Don’t be afraid to question your business model

January 28, 2009

It has been an interesting time economically for those of us who have been running or working in business, as well as those who have had the pleasure of seeing their 401Ks become 201Ks! It’s only natural to want to climb back into our shells and wait until the storm is over. But “turtle-ing” isn’t always an option, nor is it necessarily what’s needed right now. Adaptability is.

Adaptability is often hampered by false assumptions and limits. At CO2 Partners we help executive/organizational leaders explode these assumptions and limits by asking questions. Leaders are usually smart, driven, and talented, and many are great question-askers. But they often don’t have the outside perspective needed to ask themselves challenging, visionary questions.

Sometimes, the courage needed to adapt can come from seeing others take risks, especially in hard times like these. We recently ran across a story along these lines that we wanted to share.

Before starting Wasabi (a PR firm) in 2001, Drew Gerber and Michelle Tennant Nicholson met with a successful Cincinnati businessman and mentor, who asked, “Why don’t you make payment contingent upon results?”

Both Drew and Michelle saw this business model’s appeal. Rather than get paid by the hour, they would be paid only upon attainment of the client’s goal. A risky venture, to be sure, but the upside was big: a true partnership would be formed with their clients (win or lose), and Wasabi would clearly demonstrate confidence in its abilities (typically a huge hurdle for start-ups). The third Wasabi partner thought the idea was crazy and decided to part ways. Her loss, it turns out. Wasabi has grown 1,000% since its first year and 300% in the past year alone!

“One client might want a book deal. Another needs traffic to a web site,” writes Michelle. Most want positive exposure that increases their audience and “brings dollars in the door.” Since that’s kind of a vague benchmark, Wasabi sets a timetable with specific phases and expectations for each PR campaign.

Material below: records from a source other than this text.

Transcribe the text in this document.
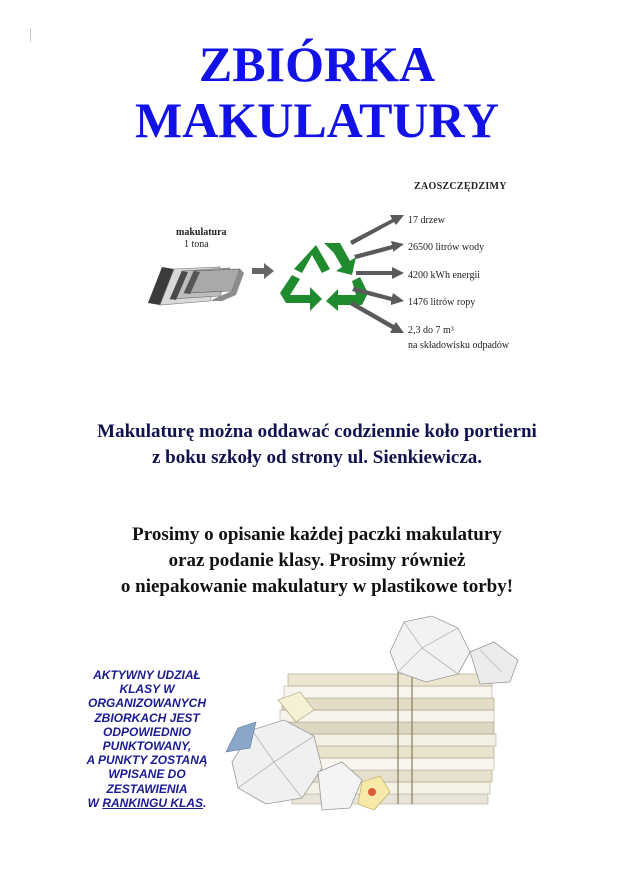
ZBIÓRKA
MAKULATURY
ZAOSZCZĘDZIMY
makulatura
1 tona
17 drzew
26500 litrów wody
4200 kWh energii
1476 litrów ropy
2,3 do 7 m³
na składowisku odpadów
Makulaturę można oddawać codziennie koło portierni
z boku szkoły od strony ul. Sienkiewicza.
Prosimy o opisanie każdej paczki makulatury
oraz podanie klasy. Prosimy również
o niepakowanie makulatury w plastikowe torby!
AKTYWNY UDZIAŁ
KLASY W
ORGANIZOWANYCH
ZBIORKACH JEST
ODPOWIEDNIO
PUNKTOWANY,
A PUNKTY ZOSTANĄ
WPISANE DO
ZESTAWIENIA
W RANKINGU KLAS.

For Bowdabra (a bow-maker, favor-maker, and craft tool) and its founder (Sandy Sandler), Wasabi developed a press kit, created a “Frugal and Green” pitch that revolved around holiday craft ideas, targeted appropriate media outlets, and secured ten radio and TV interviews in the first month!

Don’t be afraid to question your business model. Just because it’s the de facto standard for your industry doesn’t mean that it’s the only option.